Dense Water Formation in the Okhotsk Sea


National Science Foundation Grant OCE-9811958

9/15/1998 – 8/31/2003


Lynne D. Talley and Daniel L. Rudnick

Scripps Institution of Oceanography, UCSD, La Jolla, CA 92093-0230 USA


Project Summary (from 1998 proposal):


The principal ventilation site for intermediate density waters of the North Pacific is the Okhotsk Sea.  The Okhotsk Sea and North Pacific exchange waters through the Kuril Islands, with the two deepest passages being Bussol' and Kruzenshtern Straits.  Within the Okhotsk, surface waters are transformed to denser intermediate waters mainly through the process of brine rejection during sea ice formation. The extensive coastal polynya over the broad northern/northwestern shelf is  a major ice production area.  These dense shelf waters ventilate the intermediate depths of the Okhotsk Sea. The transformed waters then flow out of the Okhotsk Sea where they join the Oyashio and are advected  onward into the North Pacific. In addition to providing quantitative understanding of the downward limb of the overturning cell in the North Pacific, the proposed experiment will provide basic insights into coastal polynya processes in  a region which is logistically accessible (and previously politically inaccessible), with good satellite and meteorological coverage. 
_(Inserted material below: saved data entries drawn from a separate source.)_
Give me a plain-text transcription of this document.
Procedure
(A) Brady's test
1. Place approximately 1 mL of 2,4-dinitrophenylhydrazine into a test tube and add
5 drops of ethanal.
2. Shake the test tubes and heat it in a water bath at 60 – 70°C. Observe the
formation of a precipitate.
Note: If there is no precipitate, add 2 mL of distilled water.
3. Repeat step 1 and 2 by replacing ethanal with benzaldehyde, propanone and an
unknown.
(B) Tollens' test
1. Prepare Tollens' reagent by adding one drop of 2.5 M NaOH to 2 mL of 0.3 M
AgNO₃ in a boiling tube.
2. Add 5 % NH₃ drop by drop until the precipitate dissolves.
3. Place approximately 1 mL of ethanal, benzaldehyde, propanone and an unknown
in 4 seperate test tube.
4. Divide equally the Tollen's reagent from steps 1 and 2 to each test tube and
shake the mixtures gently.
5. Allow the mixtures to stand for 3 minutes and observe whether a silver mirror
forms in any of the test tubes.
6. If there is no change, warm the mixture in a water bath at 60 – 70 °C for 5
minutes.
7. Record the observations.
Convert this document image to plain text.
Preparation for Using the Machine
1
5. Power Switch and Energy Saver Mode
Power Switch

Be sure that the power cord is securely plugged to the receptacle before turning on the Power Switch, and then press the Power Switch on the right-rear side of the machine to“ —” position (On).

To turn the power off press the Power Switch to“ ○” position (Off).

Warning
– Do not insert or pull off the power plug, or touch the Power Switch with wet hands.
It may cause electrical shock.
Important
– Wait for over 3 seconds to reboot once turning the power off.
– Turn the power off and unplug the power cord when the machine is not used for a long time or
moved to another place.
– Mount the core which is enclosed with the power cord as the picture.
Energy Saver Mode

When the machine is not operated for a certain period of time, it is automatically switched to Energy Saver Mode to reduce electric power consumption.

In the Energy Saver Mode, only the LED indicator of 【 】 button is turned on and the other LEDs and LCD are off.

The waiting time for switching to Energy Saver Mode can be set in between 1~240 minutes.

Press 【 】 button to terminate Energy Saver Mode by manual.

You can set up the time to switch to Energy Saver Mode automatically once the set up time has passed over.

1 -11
The proposed field project consists of:

(1) an examination of formation of shelf water under sea ice  in the northwestern coastal polynya  through one winter, using moored  temperature/salinity/pressure/ADCP measurements of water properties


(2) hydrographic (CTD/rosette) surveys of the northern Okhotsk Sea and East Sakhalin Current (outflow from shelves) upon deployment and recovery of the moorings.


Analyses of historical data, including hydrographic data, sea ice records, and meteorological data, will provide a context for the experiment and an estimate of the interannual variability in intermediate water production and properties. This work would be joint with S. Martin, with our principal contribution being analysis of heretofore unavailable Russian data. The proposed in situ studies are complementary to a proposal from S. Martin to study the air-sea fluxes and ice cover in the Okhotsk Sea during the same period using satellite and NCEP information.  It is also complementary to a modeling study of the Okhotsk and Bering Sea polynyas being proposed to ONR by G. Gawarkiewicz and D. Chapman. Taken together, these projects will provide an excellent first description of the intermediate water formation process, and a useful comparison point for the model. In particular, along-shore advection and large tidal amplitudes may be important in the Okhotsk Sea northwest shelf polynya and remain to be incorporated in the Gawarkiewicz/Chapman model.


A funded joint U.S.-Japan mooring project in Bussol' Strait (major exchange location between the Okhotsk Sea and North Pacific) during the same period will provide concurrent outflow information, as the newly ventilated and mixed waters move on into the North Pacific.


Strong collaboration with Russian and Japanese groups working in the Okhotsk and Kuril regions is a major aspect of this project.